Improve model-based validations

uace-azmet / azmet-forecast-qa

Developing QA/QC routines for AZMet

0 stars 1 forks source link

Improve model-based validations #15

Closed Aariq closed 1 year ago

Aariq commented 1 year ago

Model diagnostics for the current "seasonal naive" model for solar radiation show autocorrelation and non-normal (leptokurtic) residuals. See if this can be improved by maybe figuring out how to use ARIMA models with fable

jeremylweiss commented 1 year ago

With solar radiation, I think a theoretical model that calculates values based on latitude and day-of-year for a clear day (no clouds) would be the best first step. For QA/QC of station solar radiation values, our biggest concerns are dust/mud/bird crap/etc. partially obscuring the sensor and artificially lowering values on clear days, as well as sensor drift between calibration visits (typically every quarter). Being able to compare clear-day values between the theoretical model and station measurements would be valuable. Perhaps plotting a time series of such on the 'AZMet QA/QC dashboard' would be good?

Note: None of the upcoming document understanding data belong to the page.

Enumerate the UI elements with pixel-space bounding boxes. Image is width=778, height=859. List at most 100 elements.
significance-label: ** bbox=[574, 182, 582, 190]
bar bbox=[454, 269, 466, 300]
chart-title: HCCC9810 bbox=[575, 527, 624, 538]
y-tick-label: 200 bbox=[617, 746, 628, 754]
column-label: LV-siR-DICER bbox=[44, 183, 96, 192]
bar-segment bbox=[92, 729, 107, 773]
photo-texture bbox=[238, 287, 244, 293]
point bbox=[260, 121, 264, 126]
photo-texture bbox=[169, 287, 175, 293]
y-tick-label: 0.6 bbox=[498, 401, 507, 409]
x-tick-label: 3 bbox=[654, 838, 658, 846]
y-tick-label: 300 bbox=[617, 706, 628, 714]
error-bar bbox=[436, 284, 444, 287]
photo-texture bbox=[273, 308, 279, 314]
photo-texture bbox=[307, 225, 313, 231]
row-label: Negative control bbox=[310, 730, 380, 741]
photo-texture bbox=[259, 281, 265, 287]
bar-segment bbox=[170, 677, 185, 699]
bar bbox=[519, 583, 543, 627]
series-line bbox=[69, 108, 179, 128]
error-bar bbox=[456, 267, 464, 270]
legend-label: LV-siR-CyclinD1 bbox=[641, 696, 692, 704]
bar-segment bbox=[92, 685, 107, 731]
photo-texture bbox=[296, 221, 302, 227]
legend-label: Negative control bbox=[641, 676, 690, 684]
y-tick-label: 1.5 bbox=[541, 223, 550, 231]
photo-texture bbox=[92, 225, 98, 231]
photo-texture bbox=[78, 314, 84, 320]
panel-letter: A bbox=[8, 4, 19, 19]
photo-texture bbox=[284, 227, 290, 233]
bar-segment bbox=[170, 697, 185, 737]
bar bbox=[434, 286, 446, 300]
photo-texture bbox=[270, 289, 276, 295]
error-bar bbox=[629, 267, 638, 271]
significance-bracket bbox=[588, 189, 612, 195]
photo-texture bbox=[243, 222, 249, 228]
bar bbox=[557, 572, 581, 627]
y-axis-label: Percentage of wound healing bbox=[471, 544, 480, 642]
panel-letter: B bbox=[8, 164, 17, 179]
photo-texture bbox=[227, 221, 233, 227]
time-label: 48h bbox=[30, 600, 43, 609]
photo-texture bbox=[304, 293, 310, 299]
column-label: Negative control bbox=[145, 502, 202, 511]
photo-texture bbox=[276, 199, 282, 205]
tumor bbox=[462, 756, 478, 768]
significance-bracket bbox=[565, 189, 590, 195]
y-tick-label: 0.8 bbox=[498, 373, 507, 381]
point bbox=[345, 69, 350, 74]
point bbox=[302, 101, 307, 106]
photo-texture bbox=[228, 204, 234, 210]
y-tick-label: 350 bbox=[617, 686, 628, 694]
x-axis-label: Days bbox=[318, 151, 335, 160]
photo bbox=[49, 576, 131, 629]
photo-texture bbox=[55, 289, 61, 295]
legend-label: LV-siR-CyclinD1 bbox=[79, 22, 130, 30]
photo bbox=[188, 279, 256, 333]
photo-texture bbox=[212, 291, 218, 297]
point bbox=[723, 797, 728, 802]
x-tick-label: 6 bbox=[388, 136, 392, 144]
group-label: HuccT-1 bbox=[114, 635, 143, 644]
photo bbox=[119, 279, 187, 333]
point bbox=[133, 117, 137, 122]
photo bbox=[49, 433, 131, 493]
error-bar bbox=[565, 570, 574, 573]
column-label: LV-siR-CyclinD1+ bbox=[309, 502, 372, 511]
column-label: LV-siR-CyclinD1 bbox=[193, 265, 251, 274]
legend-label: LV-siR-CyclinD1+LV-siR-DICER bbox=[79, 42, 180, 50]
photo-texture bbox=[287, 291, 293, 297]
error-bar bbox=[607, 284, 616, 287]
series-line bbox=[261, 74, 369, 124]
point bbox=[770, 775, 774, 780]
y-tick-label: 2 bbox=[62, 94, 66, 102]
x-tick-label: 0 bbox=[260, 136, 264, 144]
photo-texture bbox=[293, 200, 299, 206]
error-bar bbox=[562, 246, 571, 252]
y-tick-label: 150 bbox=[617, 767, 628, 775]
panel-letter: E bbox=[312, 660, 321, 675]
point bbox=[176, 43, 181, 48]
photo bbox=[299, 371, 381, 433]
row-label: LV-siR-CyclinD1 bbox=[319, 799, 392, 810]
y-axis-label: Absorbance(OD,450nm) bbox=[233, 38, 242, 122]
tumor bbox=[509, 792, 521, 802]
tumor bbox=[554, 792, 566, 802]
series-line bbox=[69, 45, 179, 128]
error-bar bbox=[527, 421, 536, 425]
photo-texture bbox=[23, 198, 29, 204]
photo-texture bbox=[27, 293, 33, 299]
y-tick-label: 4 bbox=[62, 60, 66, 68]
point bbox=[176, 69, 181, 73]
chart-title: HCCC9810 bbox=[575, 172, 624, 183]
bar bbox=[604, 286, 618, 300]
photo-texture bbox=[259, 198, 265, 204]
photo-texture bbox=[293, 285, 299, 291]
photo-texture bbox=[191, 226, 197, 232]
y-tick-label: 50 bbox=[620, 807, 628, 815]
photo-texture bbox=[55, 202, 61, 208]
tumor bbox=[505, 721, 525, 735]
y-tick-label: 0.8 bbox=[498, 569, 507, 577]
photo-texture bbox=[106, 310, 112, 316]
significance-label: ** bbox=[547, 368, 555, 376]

Aariq commented 1 year ago

"Seasonal naive" is equivalent to ARIMA(0,0,0)(0,1,0)[365] (i.e. an ARIMA with no auto-regressive component, only a seasonal component). Seasonal naive seems to be as good or better that what the auto ARIMA selects for temperature and solar radiation. Auto ARIMA also suggests something slightly different for different stations, so maybe seasonal naive is a good one-size-fits-all model to start with. Although, I'm surprised that an auto-regressive component doesn't seem to improve the model (if it was hot yesterday, it should be hot today, right?).

Aariq commented 1 year ago

Exploring using GAMs instead of ARIMA:

The benefits here would be: 1) ability to use stations as a random effect so they could inform eachother 2) ARIMA assumes normally distributed residuals, which isn't the case with some of the variables. This would allow for using different distributions such as scaled t for leptokurtic residuals and even mixture distributions like zero-adjusted gamma (for precip) in the gamlss package. vignette 3) it might even be faster??

Aariq commented 1 year ago

Plenty of options with GAMs to fit the data better, but seems like GAMs are bad at forecasting.